果たして大吾、ゆるゆると頭を持ち上げ、ふざけているとしか思えないような気の抜けた声で成美さんにこう告げます。
「素直に喜びたかったらオレがいくらでもー、みたいなこと言おうとしたんだけどよー」
恨みがましいことこのうえなし、ではありましたがしかし、
「…………!」
成美さん、そんなでもしっかりはっきりときめいた表情をなさるのでした。
「め、め、珍しいではないか。お前が人前でそういうことを言うなんて」
「言うなんてっつうか言ってねえつもりなんだけどなー。そりゃあ、オマエが困ってる時くらいは張りきったりもするっつうのー」
気が抜け過ぎてなんだかいわゆるコギャル口調というやつになりつつあるような気がしますが――いわゆる、なんて言っておきながら最近はあまり聞かなくなったような気もしますが――名称はどうあれとにかく気だるそうな大吾に、ならば顔を赤くしていた成美さんはしおしおと。

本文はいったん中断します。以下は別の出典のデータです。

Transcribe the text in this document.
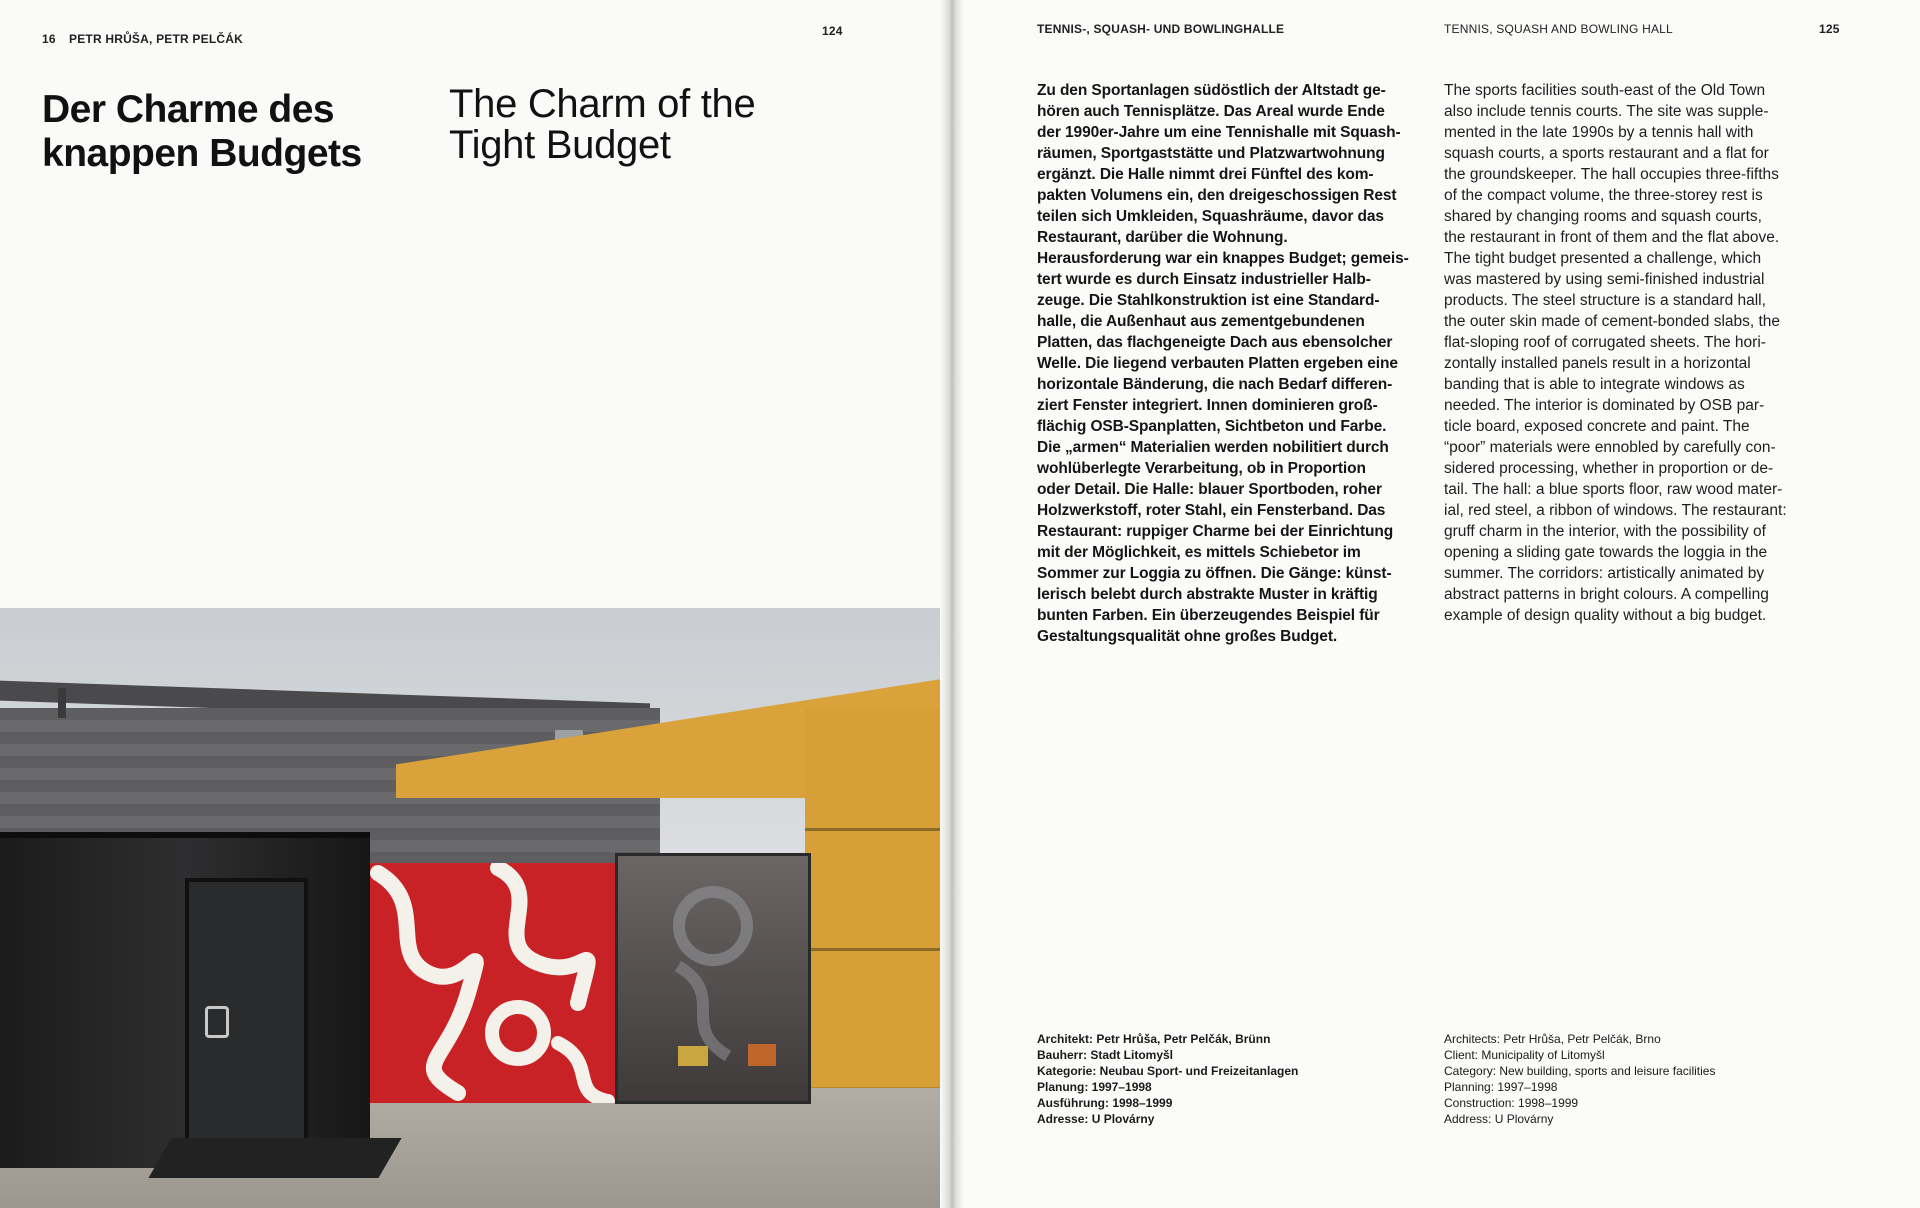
16 PETR HRŮŠA, PETR PELČÁK
124
Der Charme des knappen Budgets
The Charm of the Tight Budget
TENNIS-, SQUASH- UND BOWLINGHALLE	TENNIS, SQUASH AND BOWLING HALL	125
Zu den Sportanlagen südöstlich der Altstadt ge-
hören auch Tennisplätze. Das Areal wurde Ende
der 1990er-Jahre um eine Tennishalle mit Squash-
räumen, Sportgaststätte und Platzwartwohnung
ergänzt. Die Halle nimmt drei Fünftel des kom-
pakten Volumens ein, den dreigeschossigen Rest
teilen sich Umkleiden, Squashräume, davor das
Restaurant, darüber die Wohnung.
Herausforderung war ein knappes Budget; gemeis-
tert wurde es durch Einsatz industrieller Halb-
zeuge. Die Stahlkonstruktion ist eine Standard-
halle, die Außenhaut aus zementgebundenen
Platten, das flachgeneigte Dach aus ebensolcher
Welle. Die liegend verbauten Platten ergeben eine
horizontale Bänderung, die nach Bedarf differen-
ziert Fenster integriert. Innen dominieren groß-
flächig OSB-Spanplatten, Sichtbeton und Farbe.
Die „armen“ Materialien werden nobilitiert durch
wohlüberlegte Verarbeitung, ob in Proportion
oder Detail. Die Halle: blauer Sportboden, roher
Holzwerkstoff, roter Stahl, ein Fensterband. Das
Restaurant: ruppiger Charme bei der Einrichtung
mit der Möglichkeit, es mittels Schiebetor im
Sommer zur Loggia zu öffnen. Die Gänge: künst-
lerisch belebt durch abstrakte Muster in kräftig
bunten Farben. Ein überzeugendes Beispiel für
Gestaltungsqualität ohne großes Budget.
The sports facilities south-east of the Old Town
also include tennis courts. The site was supple-
mented in the late 1990s by a tennis hall with
squash courts, a sports restaurant and a flat for
the groundskeeper. The hall occupies three-fifths
of the compact volume, the three-storey rest is
shared by changing rooms and squash courts,
the restaurant in front of them and the flat above.
The tight budget presented a challenge, which
was mastered by using semi-finished industrial
products. The steel structure is a standard hall,
the outer skin made of cement-bonded slabs, the
flat-sloping roof of corrugated sheets. The hori-
zontally installed panels result in a horizontal
banding that is able to integrate windows as
needed. The interior is dominated by OSB par-
ticle board, exposed concrete and paint. The
“poor” materials were ennobled by carefully con-
sidered processing, whether in proportion or de-
tail. The hall: a blue sports floor, raw wood mater-
ial, red steel, a ribbon of windows. The restaurant:
gruff charm in the interior, with the possibility of
opening a sliding gate towards the loggia in the
summer. The corridors: artistically animated by
abstract patterns in bright colours. A compelling
example of design quality without a big budget.
Architekt: Petr Hrůša, Petr Pelčák, Brünn
Bauherr: Stadt Litomyšl
Kategorie: Neubau Sport- und Freizeitanlagen
Planung: 1997–1998
Ausführung: 1998–1999
Adresse: U Plovárny
Architects: Petr Hrůša, Petr Pelčák, Brno
Client: Municipality of Litomyšl
Category: New building, sports and leisure facilities
Planning: 1997–1998
Construction: 1998–1999
Address: U Plovárny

「そういうことなら済まなかった。本気で心配してくれていたとは」
「あ、いや別にそこまでのことでもねえんだけど」
そうなると今度は大吾がしゃっきりするのでした。ううむ、微笑ましいんだかめんどくさいんだか。
するとそんな折、しゃっきりしだした大吾の膝に座っていたウェンズデーがそこからするりと滑り降りました。
「成美殿、交代するであります」
それは一見優しいようでいて、しかしその実、なかなかにスパルタな提案でもありました。事が起こってすぐにそれは結構難しい――というのはしかし、ウェンズデーも分かっていてそうさせようとしているんでしょうけどね。というわけで成美さんはやや躊躇いを見せもしたのですが、けれど結局、ウェンズデーの提案通りに動いたのでした。
音無さんにそうするよう促されていたようにも見えましたが、でもまあ本当にそうだったとしても、どちらにせよそれだけが理由ということではなかったのでしょう。そんなところで意地を張ったり悪足掻きをしたりする人じゃないですしね、成美さん。